Humandroid, la recensione
Non più arrabiato e sovversivo ma più ruffiano e tenerone Neill Blomkamp in Humandroid si piega su quieti standard hollywoodiani ma trova un vero finale
Humadroid è fantascienza che predilige nettamente il fantastico allo scientifico, una che rifiuta ogni possibile base tecnica e plausibile per spalleggiarsi con il favolistico. Nel 2016 immaginato da Blomkamp la polizia sudafricana si appoggia ad un corpo di robot programmati per servire e proteggere e non per essere intelligenti. Sono macchine da guerra settate sulle regole d'ingaggio della polizia e così funzionano alla grande, come supporto e aiuto per agenti umani. Il suo creatore però vuole di più e sperimenta su un robot danneggiato una modifica alla loro coscienza dando vita ad una vera intelligenza artificiale. Il suo robot è tale quale ad un bambino, non solo non ha nozioni e deve imparare ogni cosa ma condivide con gli umani la sensibilità infantile, le paure e le suggestioni. Finito subito nelle mani sbagliate riceverà un'educazione mista tra affetto e violenza.

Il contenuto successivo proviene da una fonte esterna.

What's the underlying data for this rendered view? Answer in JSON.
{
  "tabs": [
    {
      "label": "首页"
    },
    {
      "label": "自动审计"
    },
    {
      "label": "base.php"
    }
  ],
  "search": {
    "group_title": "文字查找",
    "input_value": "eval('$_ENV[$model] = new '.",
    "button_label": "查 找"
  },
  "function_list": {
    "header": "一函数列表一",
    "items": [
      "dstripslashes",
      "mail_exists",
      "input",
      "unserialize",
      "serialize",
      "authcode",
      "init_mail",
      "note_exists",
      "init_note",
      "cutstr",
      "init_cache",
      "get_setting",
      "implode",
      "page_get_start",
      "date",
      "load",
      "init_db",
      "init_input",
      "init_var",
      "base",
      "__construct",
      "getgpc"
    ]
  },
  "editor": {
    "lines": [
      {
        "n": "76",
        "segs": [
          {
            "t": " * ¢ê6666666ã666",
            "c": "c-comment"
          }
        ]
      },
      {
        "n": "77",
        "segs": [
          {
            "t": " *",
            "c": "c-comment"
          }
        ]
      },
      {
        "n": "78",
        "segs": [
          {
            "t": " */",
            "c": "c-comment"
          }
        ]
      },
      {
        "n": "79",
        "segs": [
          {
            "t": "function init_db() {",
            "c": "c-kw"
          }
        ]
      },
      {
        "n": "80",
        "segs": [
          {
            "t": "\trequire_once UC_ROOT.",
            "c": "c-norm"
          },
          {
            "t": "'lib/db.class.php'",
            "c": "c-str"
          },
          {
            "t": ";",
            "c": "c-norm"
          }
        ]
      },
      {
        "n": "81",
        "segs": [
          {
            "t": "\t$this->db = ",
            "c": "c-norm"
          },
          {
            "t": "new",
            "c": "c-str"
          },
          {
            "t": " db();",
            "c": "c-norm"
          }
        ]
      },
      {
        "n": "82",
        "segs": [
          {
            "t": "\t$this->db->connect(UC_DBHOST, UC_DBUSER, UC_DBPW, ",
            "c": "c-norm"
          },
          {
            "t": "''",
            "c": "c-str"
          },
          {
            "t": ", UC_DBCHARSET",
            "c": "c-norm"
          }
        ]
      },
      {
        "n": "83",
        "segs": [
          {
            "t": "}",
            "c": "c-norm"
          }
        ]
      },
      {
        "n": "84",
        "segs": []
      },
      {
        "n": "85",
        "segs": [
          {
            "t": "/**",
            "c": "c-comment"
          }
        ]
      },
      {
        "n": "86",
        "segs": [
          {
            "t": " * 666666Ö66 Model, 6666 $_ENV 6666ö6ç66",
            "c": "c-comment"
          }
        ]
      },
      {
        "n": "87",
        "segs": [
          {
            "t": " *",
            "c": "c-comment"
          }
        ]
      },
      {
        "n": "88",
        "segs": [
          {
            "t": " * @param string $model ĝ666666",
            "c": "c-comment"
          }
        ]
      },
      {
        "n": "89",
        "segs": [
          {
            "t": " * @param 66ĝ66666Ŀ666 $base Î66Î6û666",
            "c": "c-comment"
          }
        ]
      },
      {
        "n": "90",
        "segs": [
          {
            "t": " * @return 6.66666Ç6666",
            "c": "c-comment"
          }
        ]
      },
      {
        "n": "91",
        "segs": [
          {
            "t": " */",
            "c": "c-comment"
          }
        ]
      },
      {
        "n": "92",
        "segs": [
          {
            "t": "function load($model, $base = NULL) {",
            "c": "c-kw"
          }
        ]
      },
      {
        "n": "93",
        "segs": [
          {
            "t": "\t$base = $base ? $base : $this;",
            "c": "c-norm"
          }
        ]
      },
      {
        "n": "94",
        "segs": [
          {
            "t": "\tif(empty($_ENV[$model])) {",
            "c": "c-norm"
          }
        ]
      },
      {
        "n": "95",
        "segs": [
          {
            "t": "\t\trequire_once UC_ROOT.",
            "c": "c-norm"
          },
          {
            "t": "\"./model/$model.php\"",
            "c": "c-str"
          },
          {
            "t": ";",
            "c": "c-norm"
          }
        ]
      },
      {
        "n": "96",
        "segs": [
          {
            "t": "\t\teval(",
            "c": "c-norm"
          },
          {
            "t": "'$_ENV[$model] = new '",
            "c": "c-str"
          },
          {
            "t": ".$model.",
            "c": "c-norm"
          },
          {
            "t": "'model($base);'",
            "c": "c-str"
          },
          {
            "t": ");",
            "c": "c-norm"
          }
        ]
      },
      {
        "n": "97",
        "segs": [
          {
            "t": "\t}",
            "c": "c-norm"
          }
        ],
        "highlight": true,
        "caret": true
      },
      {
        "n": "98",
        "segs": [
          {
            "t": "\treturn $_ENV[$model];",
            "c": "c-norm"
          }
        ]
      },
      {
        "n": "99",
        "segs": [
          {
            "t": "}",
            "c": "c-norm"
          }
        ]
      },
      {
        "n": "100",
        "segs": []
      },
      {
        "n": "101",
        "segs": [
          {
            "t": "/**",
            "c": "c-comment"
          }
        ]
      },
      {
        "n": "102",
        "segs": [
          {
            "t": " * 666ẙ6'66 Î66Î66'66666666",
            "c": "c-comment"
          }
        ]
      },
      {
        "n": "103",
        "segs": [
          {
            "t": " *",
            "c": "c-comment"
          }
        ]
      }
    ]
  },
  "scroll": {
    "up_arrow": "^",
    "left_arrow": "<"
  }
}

Nel finale tuttavia accade (finalmente!) qualcosa di inusuale. In un ribaltamento che ricorda moltissimo la parte migliore di District 9 emerge il cuore di un film che ci ha messo quasi tutta la sua durata per scrollarsi di dosso il desiderio di andare incontro ai gusti del pubblico ad ogni costo.
Benchè con il suo corpo di metallo e testa di bambino il robot Chappie somigli a molti altri androidi dal cuore tenero, nel finale Humandroid ha il coraggio di sfruttare il genere cui appartiene e gli assunti di base della propria storia per dire qualcosa di più onesto con le immagini. Sappiamo bene che nella fantascienza robotica degli ultimi anni gli uomini non sono più il futuro dell'umanità, da Wall-E in poi ogni qualvolta lo spirito umano si scontra con la materia tecnologica l'esito è che la seconda emerge come l'unica parte davvero in grado di portare avanti il concetto di "umanità".